Credit Suisse has been merged into UBS, and the combined entity
will operate as a consolidated banking group. The move leaves
Switzerland with one universal bank, coming after a period of
turmoil for Zurich-listed Credit Suisse which had seen it sustain
big client outflows and a slump in its share price. 12
June marked the last trading day of Credit Suisse
shares on the SIX Swiss Exchange in the Alpine state, UBS said in
a statement. Credit Suisse’s American Depository Shares will no
longer be traded on the New York Stock Exchange.
As announced on 19 March 2023, Credit Suisse shareholders
will receive one UBS share for every 22.48 Credit Suisse shares
held. UBS has paid SFr3 billion ($3.32 billion) for its rival. As
part of the deal, conducted at the urging of the Swiss
authorities, holders of Credit Suisse’s Additional Tier 1 bonds –
forms of buffer capital created for European banks after the 2008
crash – have had their bonds written down. This has sparked anger
and a number
of lawsuits, including from institutions such as PIMCO.
As previously announced, UBS said it will operate the following
governance model pending further integration:
-- UBS will manage two separate parent banks – UBS and
Credit Suisse.

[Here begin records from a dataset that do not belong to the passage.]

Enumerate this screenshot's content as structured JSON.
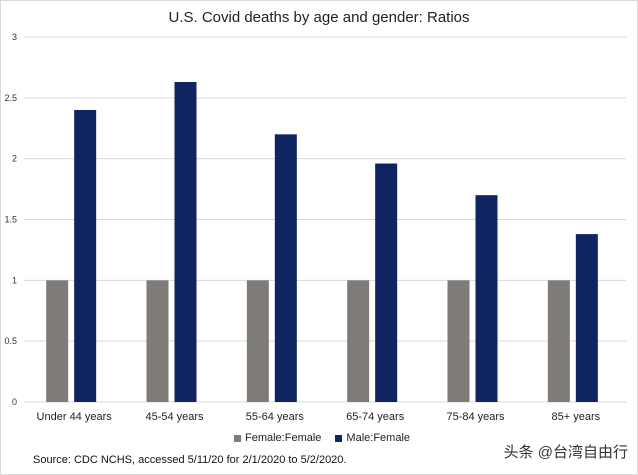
{
  "chart_data": {
    "type": "bar",
    "title": "U.S. Covid deaths by age and gender: Ratios",
    "categories": [
      "Under 44 years",
      "45-54 years",
      "55-64 years",
      "65-74 years",
      "75-84 years",
      "85+ years"
    ],
    "series": [
      {
        "name": "Female:Female",
        "color": "#7f7b78",
        "values": [
          1,
          1,
          1,
          1,
          1,
          1
        ]
      },
      {
        "name": "Male:Female",
        "color": "#0f2460",
        "values": [
          2.4,
          2.63,
          2.2,
          1.96,
          1.7,
          1.38
        ]
      }
    ],
    "ylim": [
      0,
      3
    ],
    "yticks": [
      "0",
      "0.5",
      "1",
      "1.5",
      "2",
      "2.5",
      "3"
    ],
    "grid": true,
    "legend_position": "bottom",
    "xlabel": "",
    "ylabel": ""
  },
  "source": "Source: CDC NCHS, accessed 5/11/20 for 2/1/2020 to 5/2/2020.",
  "watermark": "头条 @台湾自由行"
}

Each institution will continue to have its own
subsidiaries and branches, serve its clients and deal with
counterparties;
-- The board of directors and group executive board of UBS will
hold overall responsibility for the consolidated group;
-- Subject to regulatory approval, the Credit Suisse board will
consist of Lukas Gähwiler (chair), Jeremy Anderson (vice chair),
Christian Gellerstad (vice chair), Michelle Bereaux, Mirko
Bianchi (until June 30, 2023), Clare Brady, Mark Hughes, Amanda
Norton and Stefan Seiler.
"I‘m pleased that we’ve successfully closed this crucial
transaction in less than three months, bringing together two
global systemically important banks for the first time. We are
now one Swiss global firm and, together, we are stronger. As we
start to operate the consolidated banking group, we’ll continue
to be guided by the best interests of all our stakeholders,
including investors. Our top priority remains the same: to serve
our clients with excellence,” Colm Kelleher, UBS chairman,
said.
UBS expects its Common Equity Tier 1 capital ratio to be around
14 per cent in the second quarter of 2023 and to remain around
that level throughout 2023. It anticipates that Credit Suisse’s
operating losses and significant restructuring charges will be
offset by reductions in risk-weighted assets.

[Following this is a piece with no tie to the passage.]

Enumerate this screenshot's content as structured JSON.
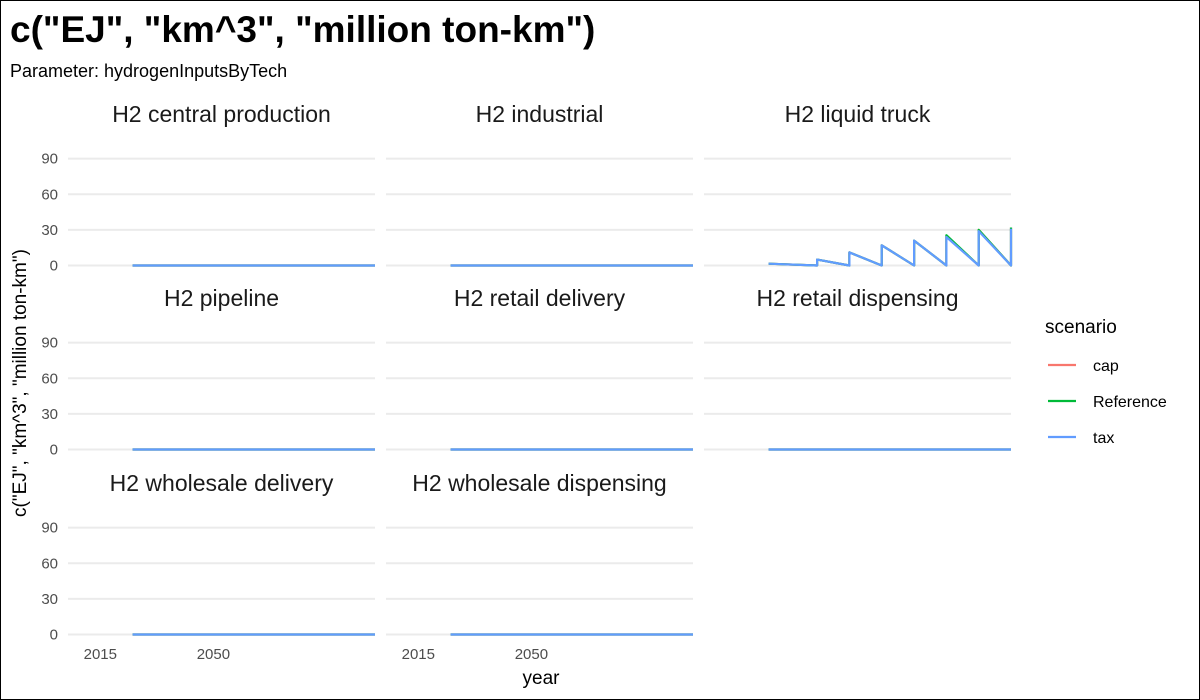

The bank said that in future it will report consolidated
financial results for the combined group under IFRS standards in
dollars. It issues second-quarter 2023 earnings will be
communicated on 31 August 2023. (For several years UBS has
issued results in dollars rather than the Swiss franc, explaining
that it earns the bulk of its revenues outside Switzerland. A
number of other international groups, such as HSBC, also do
so.)
As reports
such as this show, UBS faces a huge task of ensuring that the
two organisations integrate while dealing with legacy legal and
regulatory issues that have plagued Credit Suisse for years.